China is one of the biggest polluters in the world. The Asian economic giant, however, says it is committed to tackling the issue as the UN climate conference kicks off in Paris. But how difficult will that be for China?
China's rise from a developing country to a global superpower in just half a century has mesmerized the world. But the progress has come at a price: The Asian economic giant is now one of the biggest polluters in the world.
China's economic growth is a result of its rapid industrial expansion. In 2011, it overtook the United States as the country with the highest rate of energy consumption. In 2012, more than two-thirds of China's energy was directed to its industrial sector. Chinese authorities argue that they still have to catch up with the West in terms of industrialization; hence, they cannot reduce emissions drastically - at least not now.
But there seems to be a shift in Beijing. Shortly before the start of the UN climate conference in Paris, China announced that it was planning to revise its energy policy. In a rough version of the 13th "Five-Year Plan," which was released in early October, the government presented proposals for clean energy and environmental protection. A detailed version of the document will be released next year.
The core problem
China's dependence on coal to generate energy is one of the biggest factors behind its environmental pollution. Since the 1980s, the country has been consuming at least half of the coal produced in the world - most of it for industrial use.
Equally high are China's greenhouse gas emissions. According to a study by researchers at Harvard University, China emits as much CO2 as the US and EU combined. CO2 particles emerging from power plants and furnaces damage the environment and accelerate global warming. In addition, the traffic pollution makes Chinese cities like Shanghai, Chongqing and Beijing full of smog. The World Health Organization considers the air pollution in China's megacities extremely hazardous for residents.
Over the past decade, China's coal consumption has grown at an annual rate of up to 10 percent; however, it declined last year by almost 3 percent. In 2015, the government expects a further reduction. According to the experts at the London School of Economics, China's coal consumption will see a drastic decline - but only after 2020.
It is likely that China will finally move toward renewable energy, and there are already positive signs of this. China is spending a record sum of $89 billion (84 billion euros) on projects dealing with renewable energies.
Hydropower could also be China's source for renewable energy. Almost one-fifth of China's electricity comes from hydropower. The Three Gorges Dam in Hubei province is the largest in the country, but is also one of the most controversial hydroelectric plants in the world. An estimated 1.3 million people were forcibly relocated during its construction. Moreover, the reservoir has been polluted by industrial waste.
With the help of wind power, China can produce even more electricity than what it is generating through nuclear power. The country has built a wind power project - the biggest wind park in the world - in the northern province of Gansu.
Is China's future 'green'?
Experts at the Mercator Institute for China Studies, however, see China's current economic downturn as a setback to its climate targets.

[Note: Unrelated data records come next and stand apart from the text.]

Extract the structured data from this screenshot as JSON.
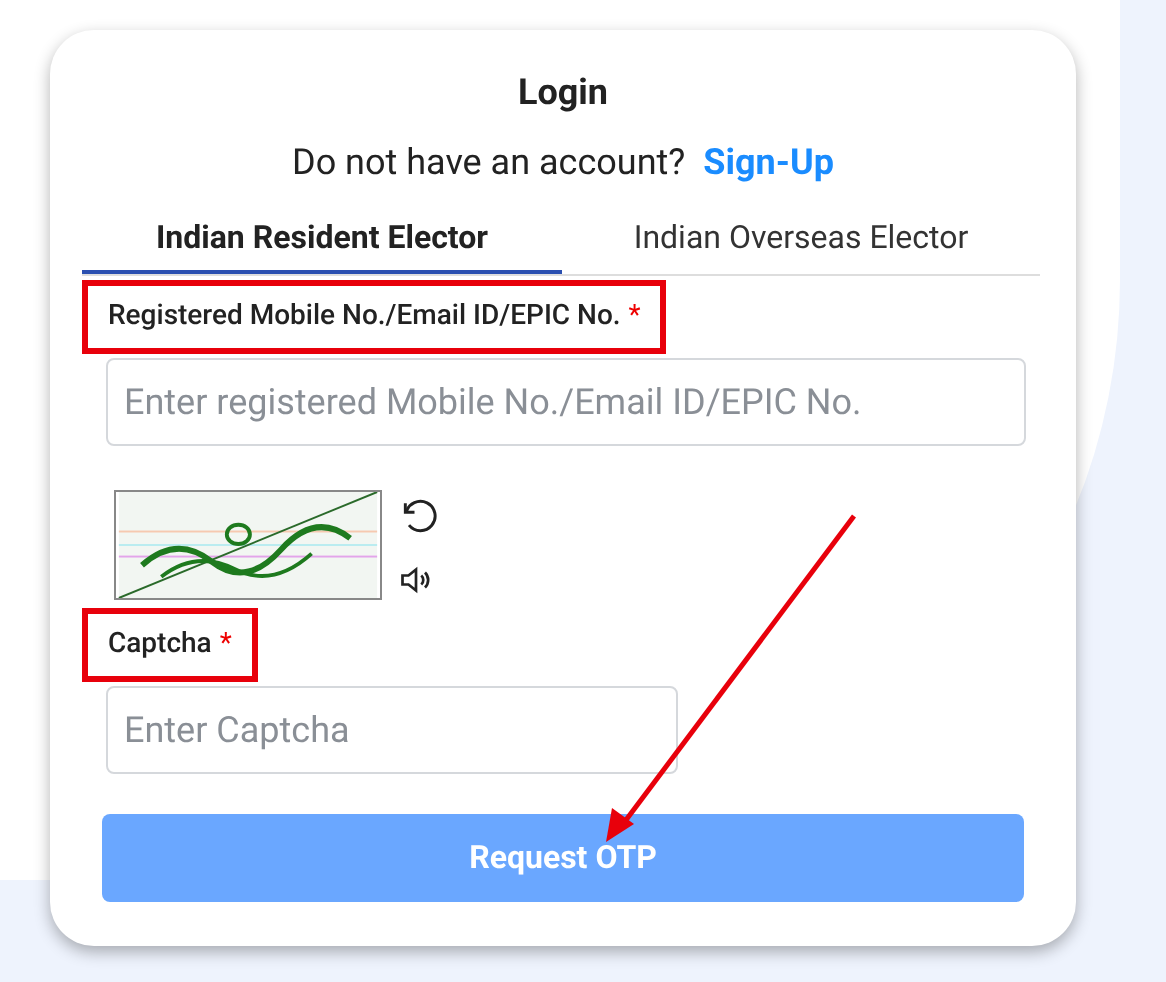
{
  "title": "Login",
  "signup_prompt": {
    "text": "Do not have an account?",
    "link": "Sign-Up"
  },
  "tabs": [
    {
      "label": "Indian Resident Elector",
      "selected": true
    },
    {
      "label": "Indian Overseas Elector",
      "selected": false
    }
  ],
  "fields": [
    {
      "label": "Registered Mobile No./Email ID/EPIC No.",
      "required": true,
      "required_mark": "*",
      "placeholder": "Enter registered Mobile No./Email ID/EPIC No.",
      "highlighted": true
    },
    {
      "kind": "captcha",
      "label": "Captcha",
      "required": true,
      "required_mark": "*",
      "placeholder": "Enter Captcha",
      "highlighted": true
    }
  ],
  "submit": {
    "label": "Request OTP",
    "disabled": true
  }
}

"The economic downturn means that China will not be able to reduce CO2 emissions," Jost Wübbeke and Björn Conrad write in a study. "It depends on how the future growth will be generated."
At the same time, Wübbke and Conrad believe that China can boost its growth through economic restructuring while keeping CO2 emissions under check. But this cannot happen in the next few years, they say, as China has to do a lot of hard work "to make a significant contribution to preventing dangerous climate change."
The Climate Action Tracker, an international collaboration of several climate institutes, rates China's efforts as "medium." Analysts thus point out that China's proposals for climate protection, which it submitted to the Paris summit, are not sufficient to limit global warming to below 2 degrees Celcius (3.6F). They suggest that the country should instead set bigger targets and focus on rebuilding its energy industry as soon as possible.